The use of coal-fired generating plants in Alberta, Saskatchewan, New Brunswick and Nova Scotia accounts for 10 per cent of Canada’s total greenhouse gas emissions. Ontario has already shut down all of its coal-fired plants, and Alberta has committed to doing the same by 2030, though the plan in that province is to mainly use another fossil fuel: natural gas.

Stephen Thomas, energy campaign co-ordinator with the Halifax-based Ecology Action Centre, said the equivalency deals are crucial.

“It’s critical that we pay really close attention to what actually comes up,” he said. “It could be quite far from what is actually the intent of this 2030 phase out.”

Environmental activist David Suzuki said Tuesday Canada is good at making commitments on behalf of the provinces, but bad at following through.

As an example, he cited former Conservative environment minister Lucien Bouchard, who in 1988 told Suzuki that global warning was the most important issue facing the planet because it threatened human survival.

“And what have we done since then?” Suzuki asked in an interview. “That’s the easy part: to make the commitment. The hard part is doing something.”

Suzuki said McKenna is “saying the right things,” but her efforts to reduce coal use have no resonance in the United States, where President Donald Trump has made it a personal mission to revive the American coal industry.

In a conference call from Bonn, McKenna said setting the 2030 deadline was difficult, though she said the rapidly shrinking cost of renewable energy will help the provinces meet the deadline.
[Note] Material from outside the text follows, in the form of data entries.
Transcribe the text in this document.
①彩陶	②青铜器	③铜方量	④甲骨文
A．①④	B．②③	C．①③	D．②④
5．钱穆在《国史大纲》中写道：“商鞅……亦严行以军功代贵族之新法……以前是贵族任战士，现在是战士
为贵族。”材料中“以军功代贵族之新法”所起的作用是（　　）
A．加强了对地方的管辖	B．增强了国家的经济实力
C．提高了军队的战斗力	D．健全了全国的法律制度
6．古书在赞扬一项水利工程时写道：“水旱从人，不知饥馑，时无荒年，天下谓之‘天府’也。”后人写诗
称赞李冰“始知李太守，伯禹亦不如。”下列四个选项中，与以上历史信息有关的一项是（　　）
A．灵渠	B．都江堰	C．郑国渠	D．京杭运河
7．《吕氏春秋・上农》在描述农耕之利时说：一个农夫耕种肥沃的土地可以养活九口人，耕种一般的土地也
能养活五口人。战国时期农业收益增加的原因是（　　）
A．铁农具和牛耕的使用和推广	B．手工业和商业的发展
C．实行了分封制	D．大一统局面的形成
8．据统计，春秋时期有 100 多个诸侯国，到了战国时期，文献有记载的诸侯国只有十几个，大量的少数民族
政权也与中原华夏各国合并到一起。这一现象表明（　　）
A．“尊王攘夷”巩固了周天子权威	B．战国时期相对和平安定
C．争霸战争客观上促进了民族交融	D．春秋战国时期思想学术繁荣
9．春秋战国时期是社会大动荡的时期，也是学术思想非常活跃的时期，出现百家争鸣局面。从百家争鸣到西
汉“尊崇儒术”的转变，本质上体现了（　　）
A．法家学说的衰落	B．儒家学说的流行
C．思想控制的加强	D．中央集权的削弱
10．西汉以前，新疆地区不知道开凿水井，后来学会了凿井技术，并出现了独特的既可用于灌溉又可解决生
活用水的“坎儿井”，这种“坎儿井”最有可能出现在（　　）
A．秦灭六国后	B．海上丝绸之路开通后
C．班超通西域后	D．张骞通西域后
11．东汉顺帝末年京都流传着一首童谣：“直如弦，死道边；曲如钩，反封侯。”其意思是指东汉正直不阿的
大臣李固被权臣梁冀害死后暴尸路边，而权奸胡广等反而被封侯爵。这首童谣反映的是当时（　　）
“I think everyone recognizes that leadership,” McKenna said Tuesday. “What’s great to see is that other countries are coming to us and saying ‘We appreciate what you’re doing and we want to understand how you did it.'”

Green party Leader Elizabeth May said the issue has been complicated by Nova Scotia’s decision to approve the opening in March of the Donkin underground coal mine in Cape Breton.

“It’s an appalling thing to approve,” she said from Bonn. “To allow a coal mine to open in this day and age is massively irresponsible.”

None of the Donkin coal is being used to generate electricity in Nova Scotia, but the company that owns the mine, Cline Mining Corp. has said it is keen to have Nova Scotia Power Inc. as a customer.

The province has three coal-fired power plants — two of them in Cape Breton, where coal mining is considered a tool of economic survival.

“Each province poses its own challenges whenever the federal government is proposing a pan-Canadian framework,” May said, adding that she has raised the equivalency issue with Trudeau.

Note to readers: This is a corrected story. An earlier version misstated the timing of provincial approval for the Donkin mine.